Des bonbons fiscaux pour ceux qui investissent dans les entreprises en démarrage: en pleine campagne électorale, c'est ce que promettent les Libéraux ontariens de Dalton McGuinty afin de créer des emplois. Ces promesses sont bien accueillies au Québec, où le milieu de l'innovation ne craint pas de voir les investissements migrer vers la province voisine.

Dans sa plateforme électorale, le Parti libéral ontarien a dévoilé un volet destiné à créer des emplois dans le secteur de l'innovation.

Le document renferme peu de détails, mais le quotidien The Globe and Mail en a révélé cette semaine la pierre angulaire: un crédit d'impôt de 35% accordé aux anges financiers et aux institutions qui investissent du capital-risque, cet argent misé sur les entreprises en démarrage dans l'espoir de les voir percer.

Au Québec, où de tels crédits d'impôt n'existent pas, l'industrie du capital-risque ne s'inquiète pas.

«Ces mesures s'adressent beaucoup aux entreprises en démarrage, qui sont généralement financées localement de toute façon. Dans ce sens, c'est plutôt positif parce que ça peut contribuer à créer un buzz autour de la technologie canadienne. S'il y a plus d'entreprises qui se créent en Ontario, ça peut avoir des effets ici», dit Geneviève Morin, chef de la direction financière de Fondaction CSN et coprésidente de Réseau capital, le regroupement du capital-risque québécois.

Jacques Bernier, associé principal de la firme québécoise Teralys - le plus gros réservoir de capital-risque au pays - voit aussi les promesses libérales d'un bon oeil.

«Je ne vois pas d'éléments là-dedans qui pourraient être négatifs pour le Québec, au contraire. Il faut augmenter la quantité d'argent totale qui va dans le capital-risque, et n'importe quelle nouvelle source d'argent représente une bonne nouvelle», dit-il.

Il faut dire que l'Ontario est un peu en mode rattrapage par rapport au Québec pour ce qui est du capital-risque.

Au dernier trimestre, malgré une population et un PIB plus élevés en Ontario, les deux provinces étaient nez à nez en termes d'investissements - 116 millions en Ontario contre 112 au Québec. Les fonds de capital-risque ontariens se renflouent aussi moins rapidement que les fonds québécois, ce qui laisse présager une baisse des investissements en Ontario.
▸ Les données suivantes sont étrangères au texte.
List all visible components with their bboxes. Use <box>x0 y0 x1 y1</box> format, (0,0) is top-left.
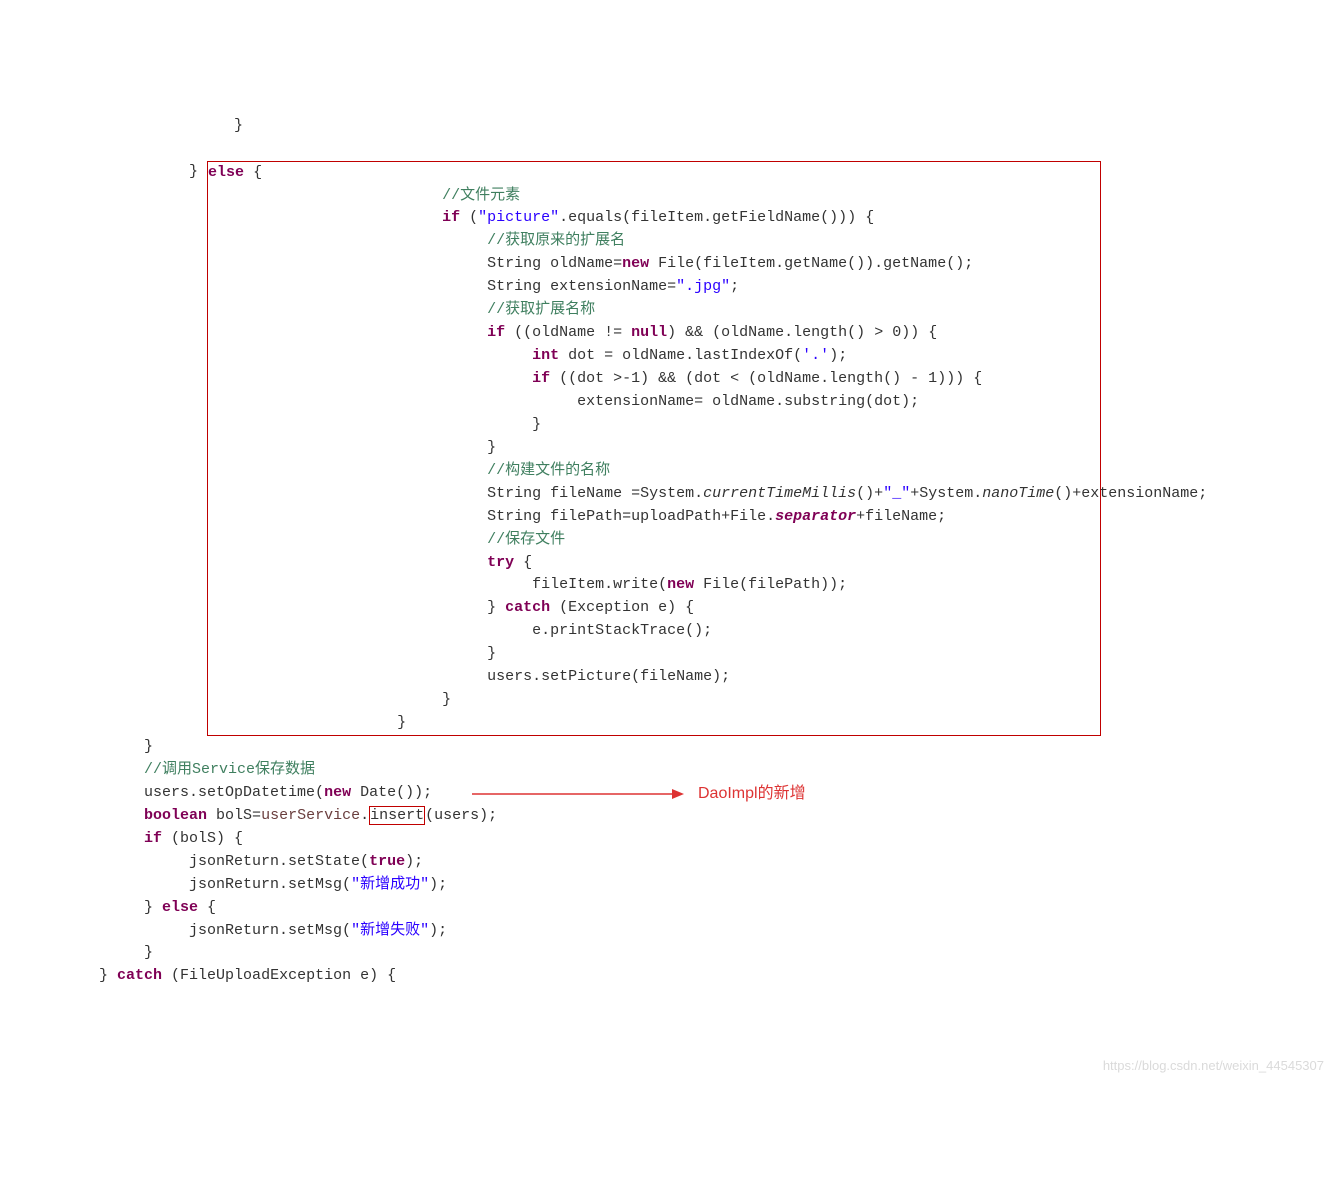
keyword-else: else <box>208 164 244 181</box>
highlighted-insert: insert <box>369 806 425 825</box>
code-line: } <box>0 163 207 180</box>
annotation-label: DaoImpl的新增 <box>698 782 806 806</box>
code-line: } <box>0 117 243 134</box>
watermark: https://blog.csdn.net/weixin_44545307 <box>1103 1056 1324 1076</box>
comment: //文件元素 <box>442 187 520 204</box>
annotation-arrow <box>472 784 692 804</box>
code-block: } } else { //文件元素 if ("picture".equals(f… <box>0 92 1336 1080</box>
Le ministère du Développement économique, de l'Innovation et de l'Exportation du Québec n'a pas voulu commenter la proposition des Libéraux ontarien, invoquant le fait que la province est en campagne électorale.

Même si la province n'offre pas de crédits d'impôt, l'industrie du capital-risque reconnaît que Québec a instauré plusieurs mesures au cours des dernières années pour stimuler ce type d'investissements.

Parmi celles-ci, notons la création de Teralys, un «fonds de fonds» destiné à renflouer les fonds de capital-risque, ainsi que le lancement de fonds d'amorçage pour soutenir les entreprises naissantes. Québec a aussi accordé 20 millions à Anges Québec pour bonifier les investissements des anges financiers, ces particuliers qui investissent leur argent personnel dans les entreprises.

Chez Anges Québec, on étudie actuellement la pertinence de réclamer un crédit d'impôt comme le propose les Libéraux ontariens.

François Gilbert, président d'Anges Québec, se montre satisfait du soutien de Québec à son association, mais souligne que bien des anges n'en sont pas membres et n'en bénéficient donc pas. En ce sens, dit-il, un crédit d'impôt pourrait aider tout le monde.

Selon lui, un crédit d'impôt pourrait aussi inciter les anges à investir des montants plus importants dans les entreprises. Il doute cependant que la mesure conduirait à beaucoup de nouveaux investissements.

«On est en train d'étudier tout ça pour voir s'il est pertinent de demander un crédit, et, si oui, à quel niveau il doit se situer», dit M. Gilbert.